The flip side of this is that the unregulated nature of crypto currency has made governments very icy towards them and the institutions that deal in them. In the past, there was an idea that the sector was in some way corrupt. Donald Trump famously weighed in on the subject and insisted that crypto currency is ‘thin air’ and that ‘unregulated crypto assets can facilitate illegal behavior, including drug trade and other illegal activity’. The policies of the President-Elect may be more innovative.
Certainly many disagreed with President Trump.

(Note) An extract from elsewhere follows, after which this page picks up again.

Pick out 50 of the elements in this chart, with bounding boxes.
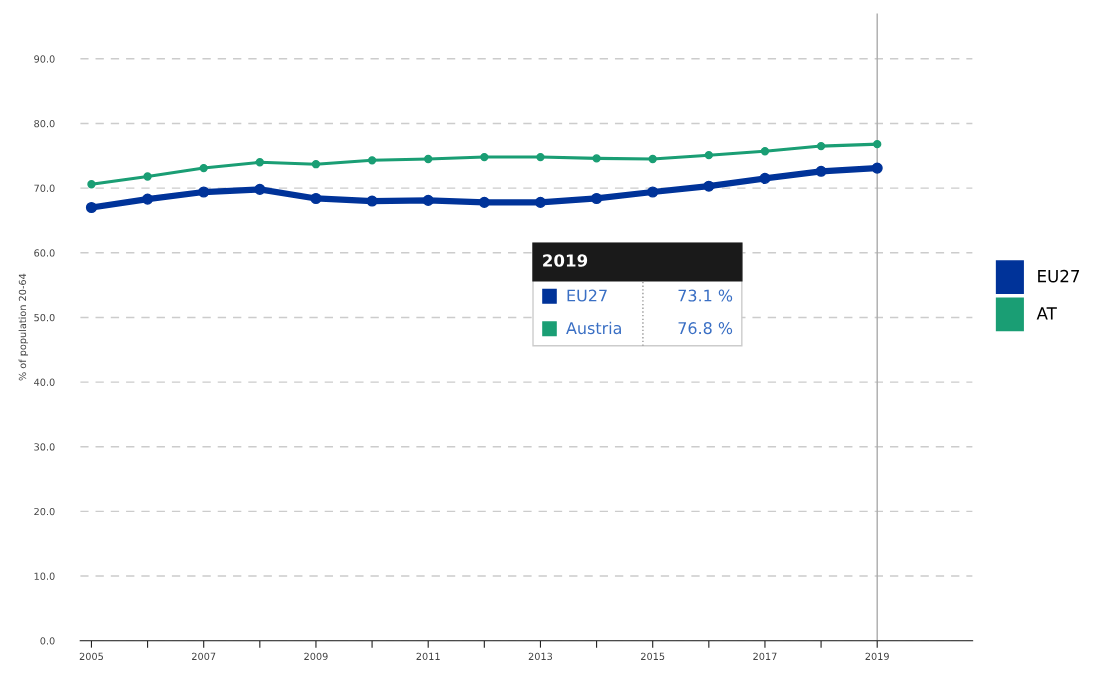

Over the past few years, the perception that crypto money is of most use to money launderers and dark web users has changed significantly. There is a growing feeling that crypto currency is becoming more respectful in the eyes of previously disregarded financial institutions and dubious regulators.
When PayPal’s household name and its 346 million users announced their entry into the crypto currency market, they joined other established payment companies like Square and Revolut. Crypto currency is becoming mainstream. These developments have given rise to some ambitious prospects for Bitcoin and have come from highly respected voices in the investment world. In November, a report uncovered by a senior analyst at Citibank calculated that Bitcoin could potentially trade at $ 318,000 by December 2021. More recently, Guggenheim Investments recently predicted that Bitcoin could rise to $ 400,000. A recurring phrase is that crypto has the potential to be ‘digital gold’.
If Coinbase launched its IPO in such an encouraging climate, then investors could be looking at spectacular returns. Alternatively, the volatility of the crypto currency could come into play in a slightly less profitable way. It might be worth remembering that Bitcoin was trading at around $ 7000 at the start of the year and fell to less than $ 5000 as the pandemic hit. It has only risen in the past three months from around $ 10,000 to its current $ 20,000 + levels. That’s largely the definition of volatile. If Bitcoin’s price retreated sharply from its current highs then any potential public listing by Coinbase would have a knock-on effect.
How big of an impact? Who knows? Whether crypto currency continues to rise or be corrected, Coinbase’s potential public listing could be a popular way for investors to gain exposure to the crypto sector without directly holding crypto currency. Possibly the first major exchange to list on the US stock market, Coinbase appears to be a coalition for the sector.